Sarkozy : le parquet général réclame sept ans de prison
Libreville, Mercredi 13 Mai 2026 (Infos Gabon) – Le procès en appel du financement libyen présumé de la campagne présidentielle de Nicolas Sarkozy entre dans une phase décisive.
Ce mercredi 13 mai, le parquet général a requis une peine particulièrement lourde contre l’ancien président français : sept ans de prison ferme, 300 000 euros d’amende et cinq ans d’inéligibilité. Des réquisitions qui replacent cette affaire au centre du débat politique et judiciaire français, près de vingt ans après l’élection présidentielle de 2007.
Après trois jours de réquisitoire devant la cour d’appel de Paris, l’accusation a demandé la confirmation globale des condamnations prononcées en première instance, estimant que les éléments du dossier démontrent l’existence d’un pacte de corruption présumé entre l’entourage de Mouammar Kadhafi et la campagne de Nicolas Sarkozy. Déjà condamné à cinq ans de prison en première instance pour association de malfaiteurs, l’ancien chef de l’État conteste fermement les accusations et continue de dénoncer un dossier construit sur des témoignages contradictoires et des preuves contestées.
Le parquet général a également requis de lourdes peines contre plusieurs figures de l’ancien pouvoir sarkozyste. Claude Guéant, ex-secrétaire général de l’Élysée puis ministre de l’Intérieur, encourt six ans de prison, 100 000 euros d’amende et la confiscation de son appartement parisien. Contre Brice Hortefeux, autre proche historique de Nicolas Sarkozy, l’accusation a demandé quatre ans de prison, dont deux avec sursis, avec aménagement sous bracelet électronique pour la partie ferme. Éric Woerth figure lui aussi parmi les anciens responsables poursuivis dans cette affaire tentaculaire devenue l’un des plus grands scandales politico-financiers de la Vème République française.

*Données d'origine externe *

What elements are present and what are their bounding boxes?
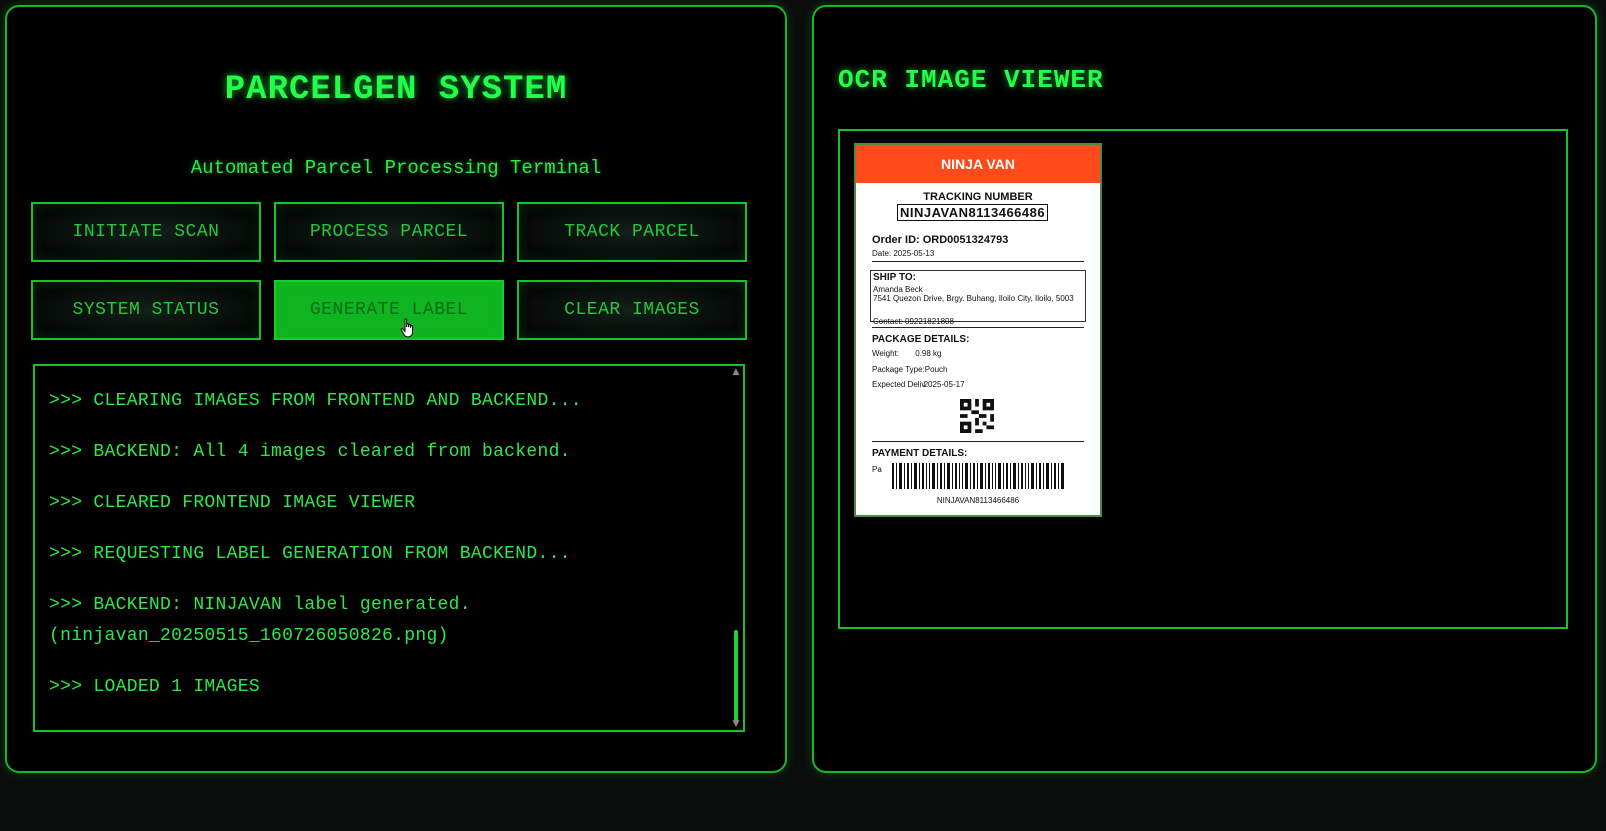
console-line: >>> REQUESTING LABEL GENERATION FROM BAC…	[49, 544, 571, 564]
app-title: PARCELGEN SYSTEM	[224, 71, 568, 109]
scroll-down-arrow-icon[interactable]: ▼	[732, 720, 740, 729]
console-line: >>> CLEARED FRONTEND IMAGE VIEWER	[49, 493, 416, 513]
divider	[872, 441, 1084, 442]
ship-contact: Contact: 09221821808	[873, 317, 954, 326]
shipping-label-image[interactable]: NINJA VAN TRACKING NUMBER NINJAVAN811346…	[854, 143, 1102, 517]
ocr-viewer-panel: OCR IMAGE VIEWER NINJA VAN TRACKING NUMB…	[812, 5, 1597, 773]
tracking-caption: TRACKING NUMBER	[923, 191, 1033, 203]
tracking-number: NINJAVAN8113466486	[897, 204, 1049, 221]
weight-value: 0.98 kg	[915, 349, 942, 358]
console-line: >>> BACKEND: All 4 images cleared from b…	[49, 442, 571, 462]
expected-value: 2025-05-17	[923, 380, 965, 389]
system-status-button[interactable]: SYSTEM STATUS	[31, 280, 261, 340]
clear-images-button[interactable]: CLEAR IMAGES	[517, 280, 747, 340]
payment-details-title: PAYMENT DETAILS:	[872, 448, 968, 459]
ship-name: Amanda Beck	[873, 285, 923, 294]
order-date: Date: 2025-05-13	[872, 249, 935, 258]
hand-cursor-icon	[400, 318, 413, 338]
generate-label-button[interactable]: GENERATE LABEL	[274, 280, 504, 340]
console-lines: >>> CLEARING IMAGES FROM FRONTEND AND BA…	[49, 386, 719, 723]
initiate-scan-button[interactable]: INITIATE SCAN	[31, 202, 261, 262]
console-scrollbar[interactable]: ▲ ▼	[731, 368, 741, 729]
expected-label: Expected Deliv	[872, 380, 926, 389]
carrier-header: NINJA VAN	[856, 145, 1100, 183]
weight-label: Weight:	[872, 349, 899, 358]
package-details-title: PACKAGE DETAILS:	[872, 334, 970, 345]
app-subtitle: Automated Parcel Processing Terminal	[190, 157, 602, 179]
payment-prefix: Pa	[872, 465, 882, 474]
qr-code-icon	[960, 399, 994, 433]
parcelgen-panel: PARCELGEN SYSTEM Automated Parcel Proces…	[5, 5, 787, 773]
barcode-icon	[892, 463, 1064, 489]
expected-row: Expected Deliv 2025-05-17	[872, 380, 965, 389]
console-output[interactable]: >>> CLEARING IMAGES FROM FRONTEND AND BA…	[33, 364, 745, 732]
weight-row: Weight: 0.98 kg	[872, 349, 941, 358]
divider	[872, 261, 1084, 262]
process-parcel-button[interactable]: PROCESS PARCEL	[274, 202, 504, 262]
ship-to-title: SHIP TO:	[873, 272, 916, 283]
viewer-title: OCR IMAGE VIEWER	[838, 65, 1104, 95]
package-type: Package Type:Pouch	[872, 365, 948, 374]
order-id: Order ID: ORD0051324793	[872, 234, 1009, 246]
scroll-up-arrow-icon[interactable]: ▲	[732, 368, 740, 377]
scroll-thumb[interactable]	[734, 630, 738, 722]
barcode-text: NINJAVAN8113466486	[936, 496, 1020, 505]
ship-address: 7541 Quezon Drive, Brgy. Buhang, Iloilo …	[873, 294, 1074, 303]
console-line: >>> LOADED 1 IMAGES	[49, 677, 260, 697]
image-viewer: NINJA VAN TRACKING NUMBER NINJAVAN811346…	[838, 129, 1568, 629]
divider	[872, 327, 1084, 328]
track-parcel-button[interactable]: TRACK PARCEL	[517, 202, 747, 262]
console-line: >>> CLEARING IMAGES FROM FRONTEND AND BA…	[49, 391, 582, 411]
console-line: >>> BACKEND: NINJAVAN label generated. (…	[49, 595, 482, 646]
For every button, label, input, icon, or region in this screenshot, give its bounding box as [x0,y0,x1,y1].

Au cœur du dossier. Les soupçons de financement occulte de la campagne présidentielle victorieuse de 2007 par le régime libyen de Mouammar Kadhafi. Depuis plus d’une décennie, les enquêteurs tentent d’établir si plusieurs millions d’euros auraient transité clandestinement au profit de l’équipe Sarkozy en échange de contreparties politiques et diplomatiques. Une thèse que l’ancien président rejette catégoriquement.
L’audience de ce mercredi marque toutefois une étape majeure. Celle où l’accusation fixe officiellement le niveau de gravité qu’elle attribue aux faits reprochés. En requérant des peines identiques, voire aggravées pour certains prévenus, le parquet général affiche sa volonté de maintenir une ligne de fermeté dans une affaire devenue hautement symbolique pour la justice française.
La défense, elle, prépare désormais sa contre-offensive. Les plaidoiries des avocats des dix prévenus débuteront dans les prochains jours et devraient s’étendre sur près de deux semaines. L’avocat de Nicolas Sarkozy, Christophe Ingrain, a déjà assuré que son équipe démontrerait « la parfaite innocence » de l’ancien chef de l’État.
La décision finale de la cour d’appel est attendue le 30 novembre prochain. D’ici là, ce procès continuera de tenir la France en haleine, tant il dépasse désormais le simple cadre judiciaire. Car derrière le sort personnel de Nicolas Sarkozy, c’est aussi la question du rapport entre pouvoir politique, financement électoral et crédibilité des institutions démocratiques qui se retrouve une nouvelle fois exposée au grand jour.